TFT: What are the next steps for banks to become more efficient when it comes to meeting regulators’ demands?

Nadeem: Work with the likes of us, because banks need to be able to automate the regulatory reporting challenge. Currently many banks, even Tier 1 banks, although they have some automation, the task of reporting is still manually processed. I was speaking to a Tier 1 bank and they said, yes we can get all the information from our banks and our internal systems, but as soon as there’s a late requirement, it completely throws our liquidity management. As you go down the tiering of banks, they can certainly do the forecasting on intraday based on internal flows but they cannot reconcile against the actual flows. They can do that at the beginning of the day but that’s it, that’s where it ends, and they just have the internal flows coming in. But you never know when an unexpected payment has come in that you didn’t know about and that has an impact on your overall liquidity. Or a payment somebody forgot to tell you has gone out, that you didn’t know about. That still remains a problem, especially if you don’t have integrated systems.

What is interesting right now, where we can help in meeting regulatory requirements, is with that automated proposition you can manage the intraday liquidity in a more active way. A proper system will actually allow you to have visibility on it and monitor it more effectively. So it becomes a more dynamic view of the flows. I think the things that banks could do is install a flexible system that gathers the information. In order to actively manage intraday liquidity, they end up needing larger buffers with their banks and correspondent banks. They cannot necessarily handle late payments. Front office will close their books around 2 o’clock when the liquidity is still pretty efficient. So the banks need to be a bit more dynamic around it.

“Work with the likes of us, because banks need to be able to automate the regulatory reporting challenge.”

I was talking about having systems which are flexible to gather information, which means if it’s an integrated solution, then any changes in liquidity would automatically get uploaded into the front office cash managers’ dashboards. They would see an alert pop up to say, here’s a late payment or late request that’s come through. You need to act on it, as opposed to forget about it.

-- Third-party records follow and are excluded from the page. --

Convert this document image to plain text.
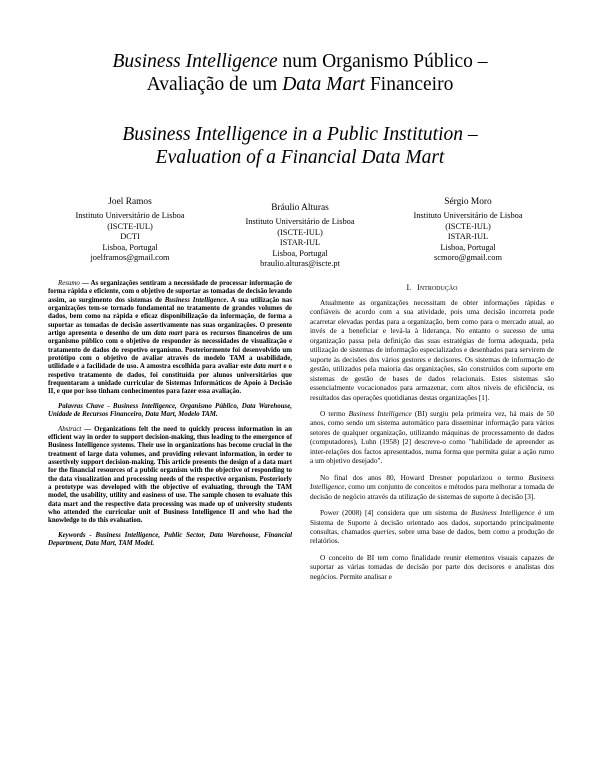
Business Intelligence num Organismo Público –
Avaliação de um Data Mart Financeiro
Business Intelligence in a Public Institution –
Evaluation of a Financial Data Mart
Joel Ramos
Instituto Universitário de Lisboa
(ISCTE-IUL)
DCTI
Lisboa, Portugal
joelframos@gmail.com
Bráulio Alturas
Instituto Universitário de Lisboa
(ISCTE-IUL)
ISTAR-IUL
Lisboa, Portugal
braulio.alturas@iscte.pt
Sérgio Moro
Instituto Universitário de Lisboa
(ISCTE-IUL)
ISTAR-IUL
Lisboa, Portugal
scmoro@gmail.com

Resumo — As organizações sentiram a necessidade de processar informação de forma rápida e eficiente, com o objetivo de suportar as tomadas de decisão levando assim, ao surgimento dos sistemas de Business Intelligence. A sua utilização nas organizações tem-se tornado fundamental no tratamento de grandes volumes de dados, bem como na rápida e eficaz disponibilização da informação, de forma a suportar as tomadas de decisão assertivamente nas suas organizações. O presente artigo apresenta o desenho de um data mart para os recursos financeiros de um organismo público com o objetivo de responder às necessidades de visualização e tratamento de dados do respetivo organismo. Posteriormente foi desenvolvido um protótipo com o objetivo de avaliar através do modelo TAM a usabilidade, utilidade e a facilidade de uso. A amostra escolhida para avaliar este data mart e o respetivo tratamento de dados, foi constituída por alunos universitários que frequentaram a unidade curricular de Sistemas Informáticos de Apoio à Decisão II, e que por isso tinham conhecimentos para fazer essa avaliação.

Palavras Chave - Business Intelligence, Organismo Público, Data Warehouse, Unidade de Recursos Financeiro, Data Mart, Modelo TAM.

Abstract — Organizations felt the need to quickly process information in an efficient way in order to support decision-making, thus leading to the emergence of Business Intelligence systems. Their use in organizations has become crucial in the treatment of large data volumes, and providing relevant information, in order to assertively support decision-making. This article presents the design of a data mart for the financial resources of a public organism with the objective of responding to the data visualization and processing needs of the respective organism. Posteriorly a prototype was developed with the objective of evaluating, through the TAM model, the usability, utility and easiness of use. The sample chosen to evaluate this data mart and the respective data processing was made up of university students who attended the curricular unit of Business Intelligence II and who had the knowledge to do this evaluation.

Keywords - Business Intelligence, Public Sector, Data Warehouse, Financial Department, Data Mart, TAM Model.

I. Introdução

Atualmente as organizações necessitam de obter informações rápidas e confiáveis de acordo com a sua atividade, pois uma decisão incorreta pode acarretar elevadas perdas para a organização, bem como para o mercado atual, ao invés de a beneficiar e levá-la à liderança. No entanto o sucesso de uma organização passa pela definição das suas estratégias de forma adequada, pela utilização de sistemas de informação especializados e desenhados para servirem de suporte às decisões dos vários gestores e decisores. Os sistemas de informação de gestão, utilizados pela maioria das organizações, são construídos com suporte em sistemas de gestão de bases de dados relacionais. Estes sistemas são essencialmente vocacionados para armazenar, com altos níveis de eficiência, os resultados das operações quotidianas destas organizações [1].

O termo Business Intelligence (BI) surgiu pela primeira vez, há mais de 50 anos, como sendo um sistema automático para disseminar informação para vários setores de qualquer organização, utilizando máquinas de processamento de dados (computadores), Luhn (1958) [2] descreve-o como "habilidade de apreender as inter-relações dos factos apresentados, numa forma que permita guiar a ação rumo a um objetivo desejado".

No final dos anos 80, Howard Dresner popularizou o termo Business Intelligence, como um conjunto de conceitos e métodos para melhorar a tomada de decisão de negócio através da utilização de sistemas de suporte à decisão [3].

Power (2008) [4] considera que um sistema de Business Intelligence é um Sistema de Suporte à decisão orientado aos dados, suportando principalmente consultas, chamados queries, sobre uma base de dados, bem como a produção de relatórios.

O conceito de BI tem como finalidade reunir elementos visuais capazes de suportar as várias tomadas de decisão por parte dos decisores e analistas dos negócios. Permite analisar e
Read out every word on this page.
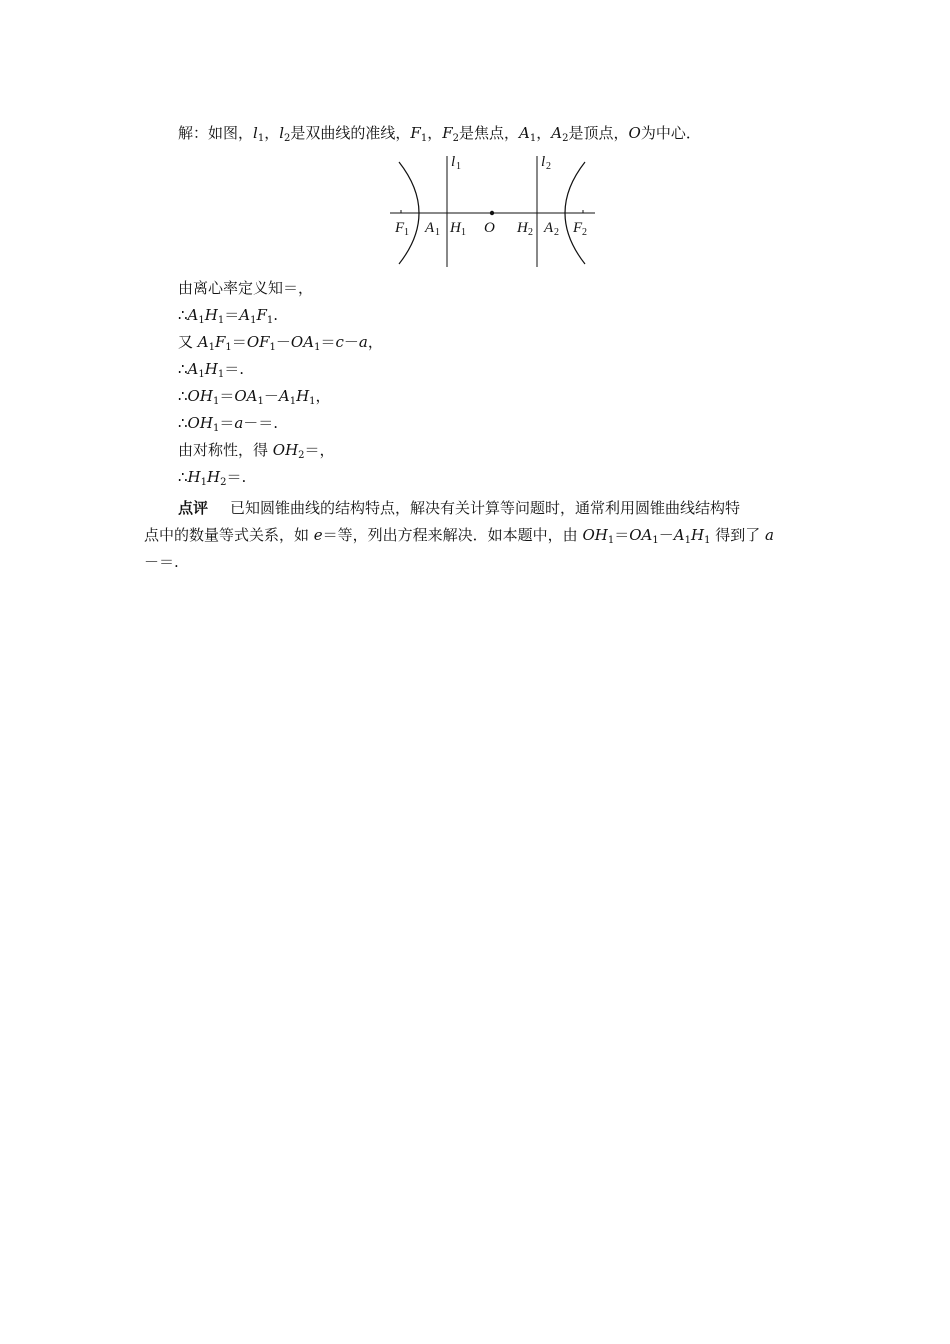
解：如图，$l_1$，$l_2$是双曲线的准线，$F_1$，$F_2$是焦点，$A_1$，$A_2$是顶点，O为中心．
l 1	l 2
F 1 A 1 H 1 O H 2 A 2 F 2
由离心率定义知＝，
$\therefore A_1H_1=A_1F_1$.
又 $A_1F_1=OF_1-OA_1=c-a$，
$\therefore A_1H_1=$.
$\therefore OH_1=OA_1-A_1H_1$，
$\therefore OH_1=a-=$.
由对称性，得 $OH_2=$，
$\therefore H_1H_2=$.
点评 已知圆锥曲线的结构特点，解决有关计算等问题时，通常利用圆锥曲线结构特
点中的数量等式关系，如 e＝等，列出方程来解决．如本题中，由 $OH_1=OA_1-A_1H_1$ 得到了 a
－＝.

But also with Brexit changing regulations, what if you need to suddenly start looking at the data in a different way? If you don’t have the ability to gather data efficiently, then you don’t have the ability to respond to requirements effectively either. Thinking ahead, I suggest using AI and machine learning to get the data to provide you with the information required.

TFT: What can be done by solution providers to bring banks more in-line with current guidelines?

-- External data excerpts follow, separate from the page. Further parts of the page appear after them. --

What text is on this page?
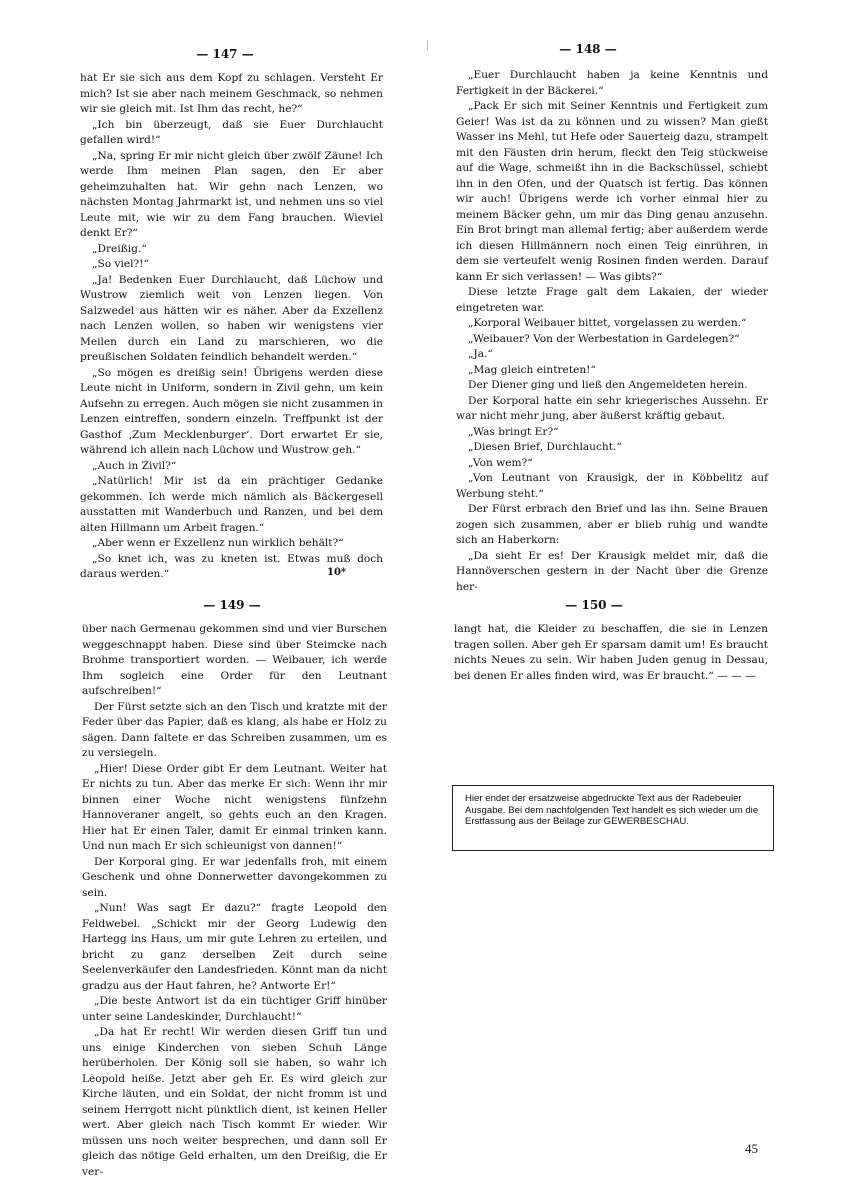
— 147 —

hat Er sie sich aus dem Kopf zu schlagen. Versteht Er mich? Ist sie aber nach meinem Geschmack, so nehmen wir sie gleich mit. Ist Ihm das recht, he?“

„Ich bin überzeugt, daß sie Euer Durchlaucht gefallen wird!“

„Na, spring Er mir nicht gleich über zwölf Zäune! Ich werde Ihm meinen Plan sagen, den Er aber geheimzuhalten hat. Wir gehn nach Lenzen, wo nächsten Montag Jahrmarkt ist, und nehmen uns so viel Leute mit, wie wir zu dem Fang brauchen. Wieviel denkt Er?“

„Dreißig.“

„So viel?!“

„Ja! Bedenken Euer Durchlaucht, daß Lüchow und Wustrow ziemlich weit von Lenzen liegen. Von Salzwedel aus hätten wir es näher. Aber da Exzellenz nach Lenzen wollen, so haben wir wenigstens vier Meilen durch ein Land zu marschieren, wo die preußischen Soldaten feindlich behandelt werden.“

„So mögen es dreißig sein! Übrigens werden diese Leute nicht in Uniform, sondern in Zivil gehn, um kein Aufsehn zu erregen. Auch mögen sie nicht zusammen in Lenzen eintreffen, sondern einzeln. Treffpunkt ist der Gasthof ‚Zum Mecklenburger‘. Dort erwartet Er sie, während ich allein nach Lüchow und Wustrow geh.“

„Auch in Zivil?“

„Natürlich! Mir ist da ein prächtiger Gedanke gekommen. Ich werde mich nämlich als Bäckergesell ausstatten mit Wanderbuch und Ranzen, und bei dem alten Hillmann um Arbeit fragen.“

„Aber wenn er Exzellenz nun wirklich behält?“

„So knet ich, was zu kneten ist. Etwas muß doch daraus werden.“	10*
— 148 —

„Euer Durchlaucht haben ja keine Kenntnis und Fertigkeit in der Bäckerei.“

„Pack Er sich mit Seiner Kenntnis und Fertigkeit zum Geier! Was ist da zu können und zu wissen? Man gießt Wasser ins Mehl, tut Hefe oder Sauerteig dazu, strampelt mit den Fäusten drin herum, fleckt den Teig stückweise auf die Wage, schmeißt ihn in die Backschüssel, schiebt ihn in den Ofen, und der Quatsch ist fertig. Das können wir auch! Übrigens werde ich vorher einmal hier zu meinem Bäcker gehn, um mir das Ding genau anzusehn. Ein Brot bringt man allemal fertig; aber außerdem werde ich diesen Hillmännern noch einen Teig einrühren, in dem sie verteufelt wenig Rosinen finden werden. Darauf kann Er sich verlassen! — Was gibts?“

Diese letzte Frage galt dem Lakaien, der wieder eingetreten war.

„Korporal Weibauer bittet, vorgelassen zu werden.“

„Weibauer? Von der Werbestation in Gardelegen?“

„Ja.“

„Mag gleich eintreten!“

Der Diener ging und ließ den Angemeldeten herein.

Der Korporal hatte ein sehr kriegerisches Aussehn. Er war nicht mehr jung, aber äußerst kräftig gebaut.

„Was bringt Er?“

„Diesen Brief, Durchlaucht.“

„Von wem?“

„Von Leutnant von Krausigk, der in Köbbelitz auf Werbung steht.“

Der Fürst erbrach den Brief und las ihn. Seine Brauen zogen sich zusammen, aber er blieb ruhig und wandte sich an Haberkorn:

„Da sieht Er es! Der Krausigk meldet mir, daß die Hannöverschen gestern in der Nacht über die Grenze her-

— 149 —

über nach Germenau gekommen sind und vier Burschen weggeschnappt haben. Diese sind über Steimcke nach Brohme transportiert worden. — Weibauer, ich werde Ihm sogleich eine Order für den Leutnant aufschreiben!“

Der Fürst setzte sich an den Tisch und kratzte mit der Feder über das Papier, daß es klang, als habe er Holz zu sägen. Dann faltete er das Schreiben zusammen, um es zu versiegeln.

„Hier! Diese Order gibt Er dem Leutnant. Weiter hat Er nichts zu tun. Aber das merke Er sich: Wenn ihr mir binnen einer Woche nicht wenigstens fünfzehn Hannoveraner angelt, so gehts euch an den Kragen. Hier hat Er einen Taler, damit Er einmal trinken kann. Und nun mach Er sich schleunigst von dannen!“

Der Korporal ging. Er war jedenfalls froh, mit einem Geschenk und ohne Donnerwetter davongekommen zu sein.

„Nun! Was sagt Er dazu?“ fragte Leopold den Feldwebel. „Schickt mir der Georg Ludewig den Hartegg ins Haus, um mir gute Lehren zu erteilen, und bricht zu ganz derselben Zeit durch seine Seelenverkäufer den Landesfrieden. Könnt man da nicht gradzu aus der Haut fahren, he? Antworte Er!“

„Die beste Antwort ist da ein tüchtiger Griff hinüber unter seine Landeskinder, Durchlaucht!“

„Da hat Er recht! Wir werden diesen Griff tun und uns einige Kinderchen von sieben Schuh Länge herüberholen. Der König soll sie haben, so wahr ich Leopold heiße. Jetzt aber geh Er. Es wird gleich zur Kirche läuten, und ein Soldat, der nicht fromm ist und seinem Herrgott nicht pünktlich dient, ist keinen Heller wert. Aber gleich nach Tisch kommt Er wieder. Wir müssen uns noch weiter besprechen, und dann soll Er gleich das nötige Geld erhalten, um den Dreißig, die Er ver-

— 150 —

langt hat, die Kleider zu beschaffen, die sie in Lenzen tragen sollen. Aber geh Er sparsam damit um! Es braucht nichts Neues zu sein. Wir haben Juden genug in Dessau, bei denen Er alles finden wird, was Er braucht.“ — — —

Hier endet der ersatzweise abgedruckte Text aus der Radebeuler Ausgabe. Bei dem nachfolgenden Text handelt es sich wieder um die Erstfassung aus der Beilage zur GEWERBESCHAU.
45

Nadeem: SmartStream provides tools to help you meet the guidelines. The reason why we think we’re in a good position to do that is because we talk to regulators ourselves. Then on top of that, because we are dealing with multiple clients, we can see different solutions. If you look at a large global bank, they will have some parts of the process that are very similar to other organisations. But then there is a large proportion that provide bespoke solutions, which are not easily transferable. However, we can take different ideas from different organisations and see how their system is being used and create a best proposition for a Tier 2 & Tier 3 client. It’s like being in a consultants position, having the ability to see multiple clients and then suggest best practice, ‘XYZ.’ So this is where we can develop our solutions in a more coherent way.

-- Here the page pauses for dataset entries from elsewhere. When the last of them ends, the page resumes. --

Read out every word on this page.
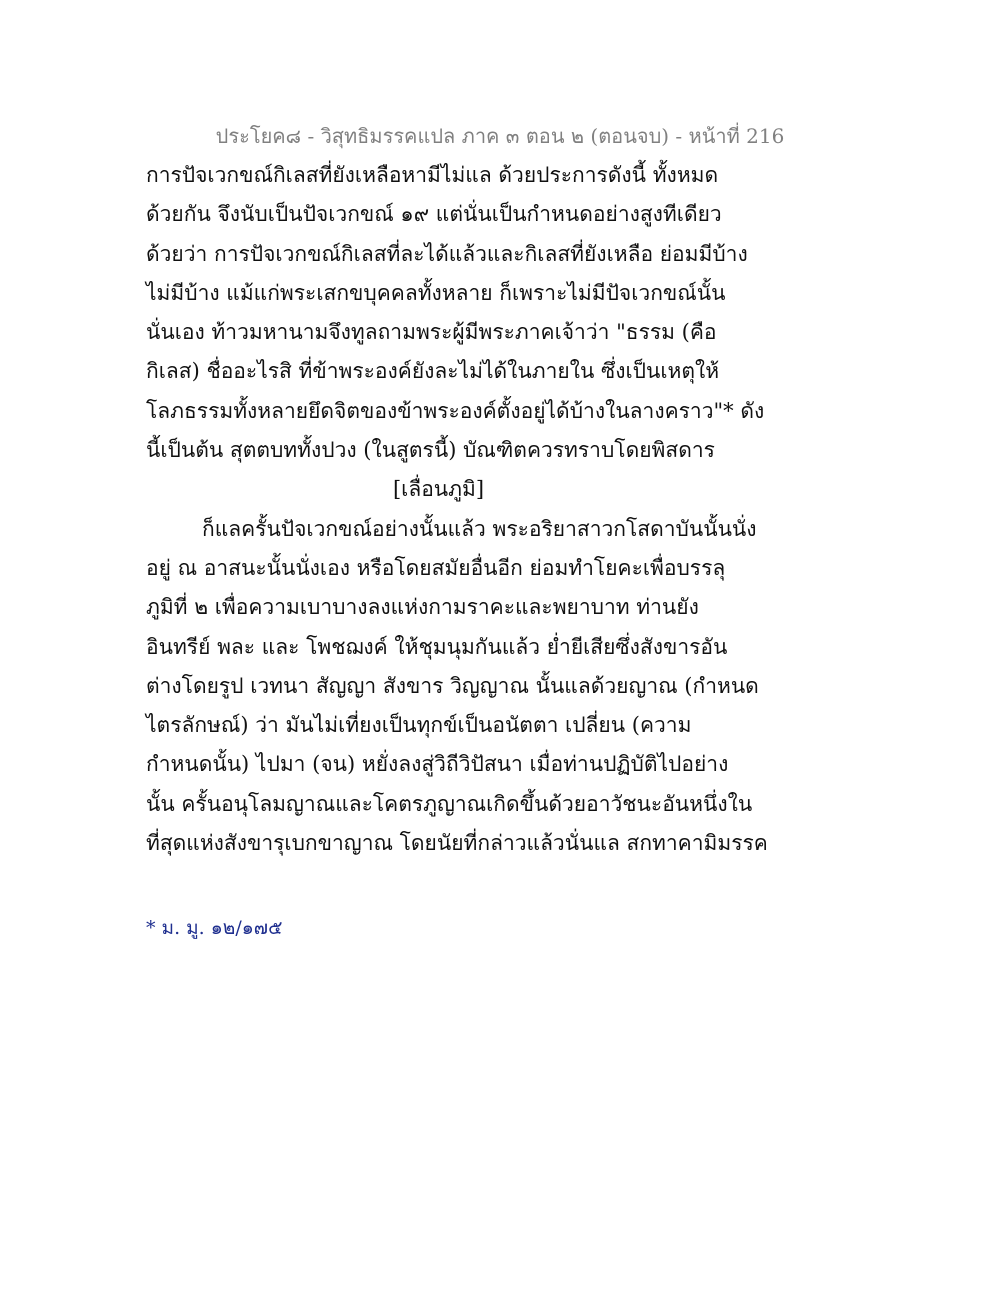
ประโยค๘ - วิสุทธิมรรคแปล ภาค ๓ ตอน ๒ (ตอนจบ) - หน้าที่ 216
การปัจเวกขณ์กิเลสที่ยังเหลือหามีไม่แล ด้วยประการดังนี้ ทั้งหมด
ด้วยกัน จึงนับเป็นปัจเวกขณ์ ๑๙ แต่นั่นเป็นกำหนดอย่างสูงทีเดียว
ด้วยว่า การปัจเวกขณ์กิเลสที่ละได้แล้วและกิเลสที่ยังเหลือ ย่อมมีบ้าง
ไม่มีบ้าง แม้แก่พระเสกขบุคคลทั้งหลาย ก็เพราะไม่มีปัจเวกขณ์นั้น
นั่นเอง ท้าวมหานามจึงทูลถามพระผู้มีพระภาคเจ้าว่า "ธรรม (คือ
กิเลส) ชื่ออะไรสิ ที่ข้าพระองค์ยังละไม่ได้ในภายใน ซึ่งเป็นเหตุให้
โลภธรรมทั้งหลายยึดจิตของข้าพระองค์ตั้งอยู่ได้บ้างในลางคราว"* ดัง
นี้เป็นต้น สุตตบททั้งปวง (ในสูตรนี้) บัณฑิตควรทราบโดยพิสดาร
[เลื่อนภูมิ]
ก็แลครั้นปัจเวกขณ์อย่างนั้นแล้ว พระอริยาสาวกโสดาบันนั้นนั่ง
อยู่ ณ อาสนะนั้นนั่งเอง หรือโดยสมัยอื่นอีก ย่อมทำโยคะเพื่อบรรลุ
ภูมิที่ ๒ เพื่อความเบาบางลงแห่งกามราคะและพยาบาท ท่านยัง
อินทรีย์ พละ และ โพชฌงค์ ให้ชุมนุมกันแล้ว ย่ำยีเสียซึ่งสังขารอัน
ต่างโดยรูป เวทนา สัญญา สังขาร วิญญาณ นั้นแลด้วยญาณ (กำหนด
ไตรลักษณ์) ว่า มันไม่เที่ยงเป็นทุกข์เป็นอนัตตา เปลี่ยน (ความ
กำหนดนั้น) ไปมา (จน) หยั่งลงสู่วิถีวิปัสนา เมื่อท่านปฏิบัติไปอย่าง
นั้น ครั้นอนุโลมญาณและโคตรภูญาณเกิดขึ้นด้วยอาวัชนะอันหนึ่งใน
ที่สุดแห่งสังขารุเบกขาญาณ โดยนัยที่กล่าวแล้วนั่นแล สกทาคามิมรรค
* ม. มู. ๑๒/๑๗๕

TFT: How are you working on blockchain?

Nadeem: Yes, we have already integrated with Ripple. If you’re making payments through a Ripple platform, or trade finance through Ripple platform, or any blockchain platform, that has an impact on the accounts. Cash flow is generated at the end of it and that has an impact on liquidity. It’s effectively such that instead of taking a swift message, you take a message from blockchain and then put the information on the dashboard and show them where the liquidity is and how it’s being managed. So absolutely it’s been straight forward and we’re ready for it. We’ve done a proof of concept, which was successful. As soon as our customers want to put that in live, we will do it.